ARTE NA COMUNIDADE 2
Detalhe de uma apresentação em Santa Maria, no Pará.

O projeto “Arte na Comunidade 2” está no Triangulo Mineiro. Tive o privilégio de trabalhar na primeira versão desse evento idealizado pela Kavantan & Associados; fui o autor da peça “Vai que é bom, o casamento do Pará com o Maranhão”. Na ocasião levamos a montagem para diversas cidades dos dois estados; a peça teatral foi um entre outros elementos motivadores para incitar debates e encontros entre artistas e agentes culturais.  O projeto teve ampla aceitação e dele guardamos imenso aprendizado.

Agora em Minas Gerais, o “Arte na Comunidade 2” leva o teatro como incentivador para as novas gerações de uma grata prática mineira: a “contação de histórias”. Serão visitadas quatro cidades, escolha feita em acordo com a ALUPAR, a empresa patrocinadora: Canápolis, Ituiutaba, Monte Alegre de Minas e Prata.
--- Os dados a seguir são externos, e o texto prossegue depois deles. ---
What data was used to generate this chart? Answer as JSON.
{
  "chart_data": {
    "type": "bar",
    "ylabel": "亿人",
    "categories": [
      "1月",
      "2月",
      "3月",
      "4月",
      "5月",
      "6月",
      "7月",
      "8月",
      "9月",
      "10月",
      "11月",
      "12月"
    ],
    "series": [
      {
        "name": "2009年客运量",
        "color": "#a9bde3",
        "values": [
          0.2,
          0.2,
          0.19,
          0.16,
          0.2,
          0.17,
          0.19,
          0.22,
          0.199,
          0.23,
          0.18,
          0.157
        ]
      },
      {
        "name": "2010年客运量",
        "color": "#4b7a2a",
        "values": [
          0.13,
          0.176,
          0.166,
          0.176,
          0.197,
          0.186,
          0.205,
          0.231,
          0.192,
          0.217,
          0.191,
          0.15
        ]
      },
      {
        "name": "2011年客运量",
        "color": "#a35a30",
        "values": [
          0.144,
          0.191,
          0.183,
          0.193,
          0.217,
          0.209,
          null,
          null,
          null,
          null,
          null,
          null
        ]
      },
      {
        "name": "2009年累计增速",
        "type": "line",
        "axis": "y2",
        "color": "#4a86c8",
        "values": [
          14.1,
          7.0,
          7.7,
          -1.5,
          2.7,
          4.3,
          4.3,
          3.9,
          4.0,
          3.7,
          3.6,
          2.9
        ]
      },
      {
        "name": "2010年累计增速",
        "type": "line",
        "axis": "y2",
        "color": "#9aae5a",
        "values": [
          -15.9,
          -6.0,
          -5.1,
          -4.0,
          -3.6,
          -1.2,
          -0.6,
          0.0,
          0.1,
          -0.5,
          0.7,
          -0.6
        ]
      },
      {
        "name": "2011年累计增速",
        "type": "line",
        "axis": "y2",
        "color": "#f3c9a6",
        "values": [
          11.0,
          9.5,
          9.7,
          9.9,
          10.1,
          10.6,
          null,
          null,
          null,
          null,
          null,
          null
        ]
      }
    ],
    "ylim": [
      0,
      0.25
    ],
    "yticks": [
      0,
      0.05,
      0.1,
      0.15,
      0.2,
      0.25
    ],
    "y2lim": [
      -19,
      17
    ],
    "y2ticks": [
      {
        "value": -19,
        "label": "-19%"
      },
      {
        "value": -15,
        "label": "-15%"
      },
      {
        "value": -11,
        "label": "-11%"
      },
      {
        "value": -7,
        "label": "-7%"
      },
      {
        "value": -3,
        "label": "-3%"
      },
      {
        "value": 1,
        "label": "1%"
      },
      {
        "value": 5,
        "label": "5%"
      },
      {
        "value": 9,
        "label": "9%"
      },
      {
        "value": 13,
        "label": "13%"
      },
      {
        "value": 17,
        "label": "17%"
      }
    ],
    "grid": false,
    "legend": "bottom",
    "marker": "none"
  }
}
Nessas cidades ocorrerão apresentações em praças públicas no lançamento do projeto; em seguida, outras apresentações serão feitas em escolas da rede pública, quando serão iniciadas as oficinas de criação de textos.

“Histórias do Pontal de Minas” é denominação geral para quatro montagens de contação de histórias. Os quatro textos tem como tema as cidades participantes e um quinto texto aborda o Triangulo Mineiro. Posteriormente escreverei sobre os detalhes do lançamento do projeto. Neste momento quero enfatizar um dos aspectos mais interessantes desta ação, que é trabalhar com artistas, técnicos e demais profissionais regionais.

Em Ituiutaba, a produtora  analisando possibilidades para o evento.
Em Ituiutaba, a produtora analisando possibilidades para o evento.

Sonia Kavantan realiza diversos projetos que valorizam artistas de diferentes regiões do Brasil; “Mestres do Futuro”, por exemplo, é um trabalho que aproxima mestres artesãos de jovens através de cursos que garantem a continuidade do artesanato praticado por esses mestres. No projeto “Arte na Comunidade” a ênfase vai para os profissionais de artes cênicas de cada região.

Estou feliz e honrado com o convite de Sonia Kavantan; sou mineiro que volta a trabalhar em Minas como autor e diretor; tenho já a certeza de uma preciosa parceria com a atriz, e também diretora, Letícia Teixeira, que aceitou a assistência de direção neste projeto. Os atores que farão as montagens já estão definidos: Lilía Pitta, Deferson Melo, José Luiz Filho e Ronan Vaz.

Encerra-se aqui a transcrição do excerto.